Neraka Dunia - Yuli Wahyudi
Neraka DuniaYuli Wahyudi
Mimpi burukku bermula di rumah ini. Rumah dengan pilar-pilar kokoh bercat
putih yang menjadi saksi bisu dosa beserta kebiadaban orang-orang di dalamnya.
Setahun lalu, setelah bapakku gugur dalam pertempuran, disusul Biyung yang meninggal akibat terjangkit
busung lapar, seseorang datang mencariku di kamp pengungsian. Pria paruh baya
itu mengaku sebagai kawan lama bapakku, dan mengatakan bahwa sebelum menghembuskan napas
terakhir, Bapak menitipkan aku padanya.
"Ikutlah bersama Paman sesuai
amanat bapakmu, Nduk. Rumah Paman di kampung
seberang, kamu akan aman bersama istri dan anak Paman. Anak Paman juga seumuran kamu
lho," katanya.
Tawaran kawannya bapak laksana oase di tengah gurun. Sepercik harapan berpendar dalam benak.
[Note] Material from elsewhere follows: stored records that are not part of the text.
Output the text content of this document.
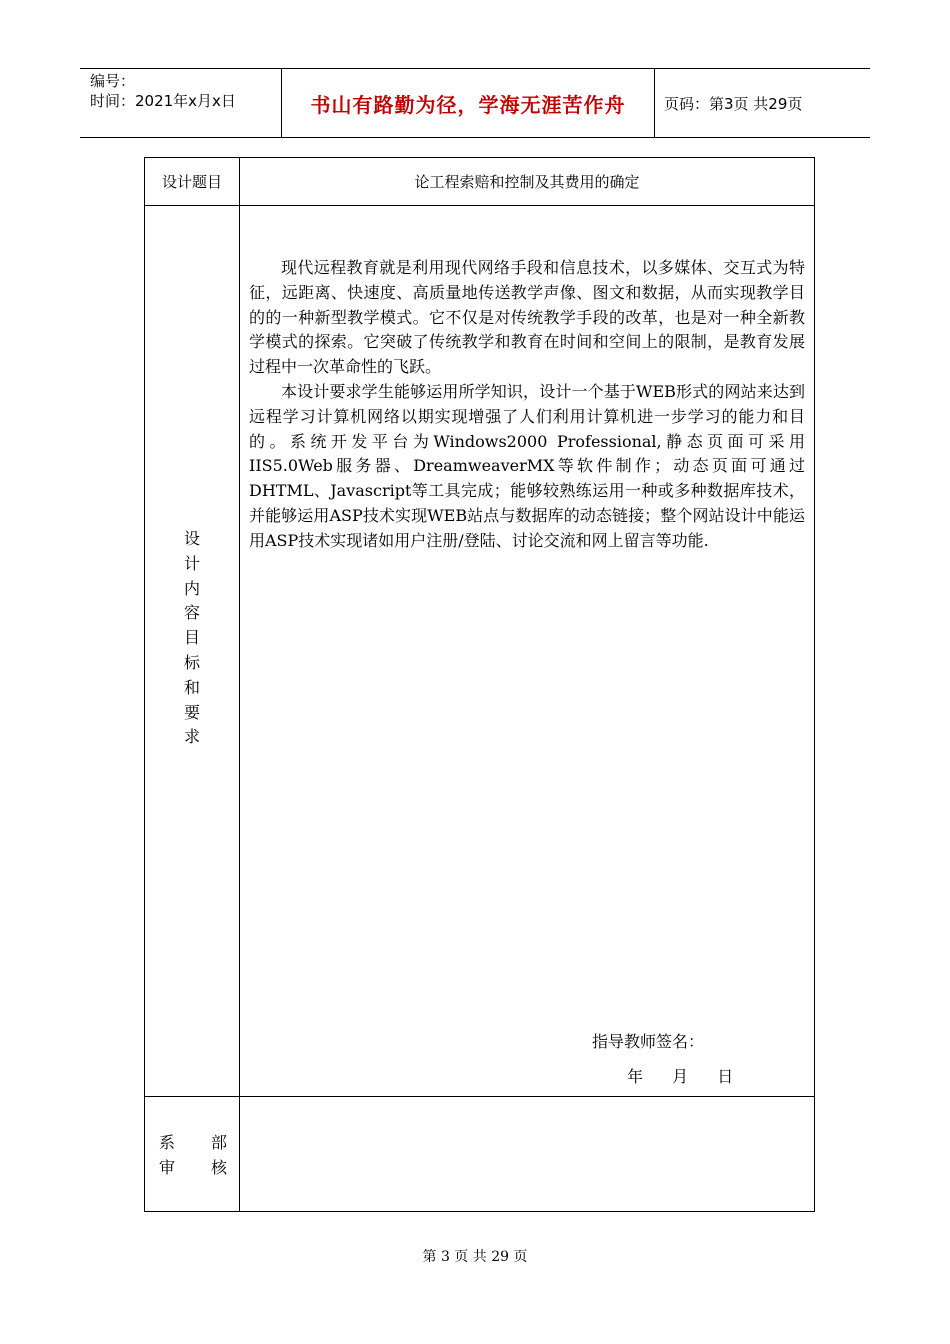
编号：
时间：2021年x月x日	书山有路勤为径，学海无涯苦作舟	页码：第3页 共29页
设计题目	论工程索赔和控制及其费用的确定
设
计
内
容
目
标
和
要
求

现代远程教育就是利用现代网络手段和信息技术，以多媒体、交互式为特征，远距离、快速度、高质量地传送教学声像、图文和数据，从而实现教学目的的一种新型教学模式。它不仅是对传统教学手段的改革，也是对一种全新教学模式的探索。它突破了传统教学和教育在时间和空间上的限制，是教育发展过程中一次革命性的飞跃。

本设计要求学生能够运用所学知识，设计一个基于WEB形式的网站来达到远程学习计算机网络以期实现增强了人们利用计算机进一步学习的能力和目的。系统开发平台为Windows2000 Professional,静态页面可采用IIS5.0Web服务器、DreamweaverMX等软件制作；动态页面可通过DHTML、Javascript等工具完成；能够较熟练运用一种或多种数据库技术，并能够运用ASP技术实现WEB站点与数据库的动态链接；整个网站设计中能运用ASP技术实现诸如用户注册/登陆、讨论交流和网上留言等功能.

指导教师签名：
年 月 日
系 部
审 核
第 3 页 共 29 页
Tidak bisa tidak, aku pun menerima tawarannya. Tak ada lagi yang kutunggu di
sini setelah Bapak tiada. Lagi pula, selain tidak ada masa depan yang pasti, aku bersama pengungsi lain yang kebanyakan
wanita dan anak-anak sering kali terpaksa menahan lapar. Makan sehari tiga kali
adalah kemewahan bagi perut kami yang telah akrab
dengan menu nasi jagung dijatah sehari sekali.
Hari itu juga kawan bapak membawaku pergi diiringi tatapan kosong
wajah-wajah dekil yang sempat menjadi teman berebut makanan, menjadi saudara
bertukar penyakit. Wajah-wajah getir penuh keputusasaan, sebab seluruh harapan
di dada mereka telah dikeruk habis oleh cakar-cakar bengis penjajahan.
Namun, aku tak pernah sampai di kampung yang dijanjikan, apalagi berjumpa
dengan istri dan anaknya. Kawan bapak justru membawaku ke tempat lain. Di depan
sebuah rumah besar bergaya Eropa, dia berhenti
lalu mengetuk pintunya yang bercat putih. Pintu terkuak, menampakkan sesosok
pria tambun berwajah oriental yang memperkenalkan dirinya sebagai Koh Liem.
Kawan bapak berbincang-bincang dengan pria itu, sesekali kudengar namaku
disebut. Koh Liem mengangguk-angguk dengan pandangan menyisir tubuhku dari
ujung hingga ke ujung. Aku cepat menunduk, risih. Namun, meski tertunduk aku masih bisa melihat Koh Liem mengeluarkan
sesuatu dari saku bajunya, lalu diberikannya kepada kawan bapak.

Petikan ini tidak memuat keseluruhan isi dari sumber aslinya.